We all give up and go for a walk instead. Innsbruck is a gentle town and out on the quiet streets there is no visible pain. No homeless people, or indeed any sign of poverty, nobody who looks unwashed or distressed or intimidating, none of the enervated faces of big city life. The mountain air is healthy, the scenery from every angle calmly splendid, the streets and parks are clean and unhurried. Do we spoil the atmosphere, with our grief? But nobody would know if they looked at us; only rarely do we let our true feelings spill out in public, for that is not our way. I think about TV footage of men and women wailing and gesticulating with grief in the countries where this is their cultural norm and wonder if that helps them to bear the pain more easily.
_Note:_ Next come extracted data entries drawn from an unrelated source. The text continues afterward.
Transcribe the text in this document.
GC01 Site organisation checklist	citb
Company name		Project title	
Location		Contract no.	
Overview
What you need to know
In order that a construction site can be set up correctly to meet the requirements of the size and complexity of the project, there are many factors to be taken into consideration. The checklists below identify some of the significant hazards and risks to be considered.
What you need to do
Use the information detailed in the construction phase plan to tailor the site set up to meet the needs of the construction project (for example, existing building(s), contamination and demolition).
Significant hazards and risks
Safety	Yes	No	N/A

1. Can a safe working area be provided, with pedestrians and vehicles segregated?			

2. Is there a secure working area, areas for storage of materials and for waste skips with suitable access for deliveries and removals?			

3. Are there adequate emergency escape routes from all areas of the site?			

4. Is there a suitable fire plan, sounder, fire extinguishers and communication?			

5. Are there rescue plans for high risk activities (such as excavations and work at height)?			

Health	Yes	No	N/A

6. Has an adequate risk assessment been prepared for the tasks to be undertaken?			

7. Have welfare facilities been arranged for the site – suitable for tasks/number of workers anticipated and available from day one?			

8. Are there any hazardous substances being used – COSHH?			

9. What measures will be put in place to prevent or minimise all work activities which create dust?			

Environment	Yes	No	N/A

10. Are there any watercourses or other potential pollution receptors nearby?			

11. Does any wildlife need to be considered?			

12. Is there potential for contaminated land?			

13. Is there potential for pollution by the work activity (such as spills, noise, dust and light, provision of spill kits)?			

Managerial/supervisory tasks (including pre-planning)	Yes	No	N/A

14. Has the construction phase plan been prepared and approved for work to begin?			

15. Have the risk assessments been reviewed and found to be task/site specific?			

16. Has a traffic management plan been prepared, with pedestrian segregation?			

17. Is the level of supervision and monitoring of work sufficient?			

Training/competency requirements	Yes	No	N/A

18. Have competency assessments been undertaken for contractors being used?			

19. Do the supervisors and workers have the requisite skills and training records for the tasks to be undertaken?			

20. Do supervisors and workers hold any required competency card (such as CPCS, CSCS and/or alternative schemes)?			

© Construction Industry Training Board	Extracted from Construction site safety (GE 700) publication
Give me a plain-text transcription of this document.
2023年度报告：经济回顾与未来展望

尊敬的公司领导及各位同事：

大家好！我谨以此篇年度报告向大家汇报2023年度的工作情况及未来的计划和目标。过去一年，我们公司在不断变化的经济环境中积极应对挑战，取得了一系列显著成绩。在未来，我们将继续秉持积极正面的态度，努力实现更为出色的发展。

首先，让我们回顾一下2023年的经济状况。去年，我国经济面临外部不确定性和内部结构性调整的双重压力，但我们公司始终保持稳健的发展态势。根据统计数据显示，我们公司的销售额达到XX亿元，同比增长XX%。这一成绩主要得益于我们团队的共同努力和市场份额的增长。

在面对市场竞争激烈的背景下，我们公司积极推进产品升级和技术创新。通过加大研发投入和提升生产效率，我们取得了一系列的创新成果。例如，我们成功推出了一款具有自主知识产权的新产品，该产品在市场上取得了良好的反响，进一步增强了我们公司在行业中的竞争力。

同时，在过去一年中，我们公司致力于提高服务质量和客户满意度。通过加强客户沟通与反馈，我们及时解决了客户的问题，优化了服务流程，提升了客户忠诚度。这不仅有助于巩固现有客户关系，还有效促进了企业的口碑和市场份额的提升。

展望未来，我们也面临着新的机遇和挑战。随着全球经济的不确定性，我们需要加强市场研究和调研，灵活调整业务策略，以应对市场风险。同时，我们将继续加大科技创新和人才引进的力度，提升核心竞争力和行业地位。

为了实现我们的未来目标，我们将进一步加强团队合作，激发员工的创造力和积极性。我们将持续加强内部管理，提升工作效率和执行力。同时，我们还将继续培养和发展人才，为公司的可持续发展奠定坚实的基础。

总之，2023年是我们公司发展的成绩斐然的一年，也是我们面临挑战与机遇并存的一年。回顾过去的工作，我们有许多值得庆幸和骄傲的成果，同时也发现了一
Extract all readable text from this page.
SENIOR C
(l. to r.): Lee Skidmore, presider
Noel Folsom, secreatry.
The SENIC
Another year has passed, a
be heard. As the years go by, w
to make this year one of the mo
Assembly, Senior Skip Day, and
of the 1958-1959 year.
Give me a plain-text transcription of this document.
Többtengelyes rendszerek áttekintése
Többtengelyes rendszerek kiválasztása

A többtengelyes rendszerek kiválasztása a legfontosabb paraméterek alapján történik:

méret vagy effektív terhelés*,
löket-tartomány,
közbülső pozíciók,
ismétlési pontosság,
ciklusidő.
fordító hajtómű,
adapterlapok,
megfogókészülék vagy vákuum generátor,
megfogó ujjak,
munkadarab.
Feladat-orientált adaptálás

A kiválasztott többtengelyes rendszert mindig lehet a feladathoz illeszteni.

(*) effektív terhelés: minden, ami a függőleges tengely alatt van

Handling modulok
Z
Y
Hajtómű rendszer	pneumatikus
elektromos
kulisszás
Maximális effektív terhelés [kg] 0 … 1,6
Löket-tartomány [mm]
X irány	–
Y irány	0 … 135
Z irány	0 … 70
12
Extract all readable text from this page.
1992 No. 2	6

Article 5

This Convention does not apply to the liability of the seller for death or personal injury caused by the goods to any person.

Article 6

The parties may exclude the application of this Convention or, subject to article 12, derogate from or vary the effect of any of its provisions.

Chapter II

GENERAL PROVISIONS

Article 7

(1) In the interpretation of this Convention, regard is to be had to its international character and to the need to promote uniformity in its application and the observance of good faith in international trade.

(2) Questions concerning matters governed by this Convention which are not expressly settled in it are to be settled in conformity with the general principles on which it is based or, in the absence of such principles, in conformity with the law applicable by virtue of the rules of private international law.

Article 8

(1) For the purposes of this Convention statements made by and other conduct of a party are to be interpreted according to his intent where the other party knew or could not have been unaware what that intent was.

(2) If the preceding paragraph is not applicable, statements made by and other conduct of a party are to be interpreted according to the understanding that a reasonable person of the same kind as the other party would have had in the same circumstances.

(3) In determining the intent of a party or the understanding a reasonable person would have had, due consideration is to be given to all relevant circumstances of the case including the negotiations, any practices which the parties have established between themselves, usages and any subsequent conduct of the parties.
Just before noon the girls and I turn the final corner of our walk and see the hospital once more like a glass fortress at the end of the street. We each feel the same tightening dread as we catch that first glimpse, the dread accompanied by a sudden surge of fearful hope—something may have happened overnight that we don’t know about yet. We enter the hospital atrium and cross the light-filled space to the far corner where the elevator will take us up to the seventh floor, to Miles.
Yesterday, though, the grief did spill. Marina and I had been out for a walk and passing a small church in a side street we entered it, in the hope that the place might lend us some peace.
After the glare of bright sunshine outside, the dim interior was instantly soothing, the air cool and fragrant with the scent from massed white lilies that gleamed from the chancel. It was empty and as the doors shut behind us a deep silence fell. Marina walked on along the aisle and I sat down in a pew at the back, to succumb to the silence and let the hope and faith of others with which the place was imbued envelop me. But as my eyes accustomed to the pale light coming through the high stained-glass windows and I looked across the rows of wooden pews, all I could see was the giant figure looming up above the bank of lilies at the far end. There he was, a beautiful young man, muscular limbs draped in a white cloth, hands and feet nailed through and coated in blood while his face looked down at me with an expression ghastly in its passive suffering. Instead of peace I felt a fury rising, I wanted to rage at the faith that allowed and venerated such a grotesquery. And then I began to hear a sound like the whimpering of an animal in distress, becoming louder and louder until it rose to a crescendo, an anguished howling of pain that reverberated round the once silent space. It was Marina, braced against the altar rail, her clear young face uplifted and fiercely streaming with tears.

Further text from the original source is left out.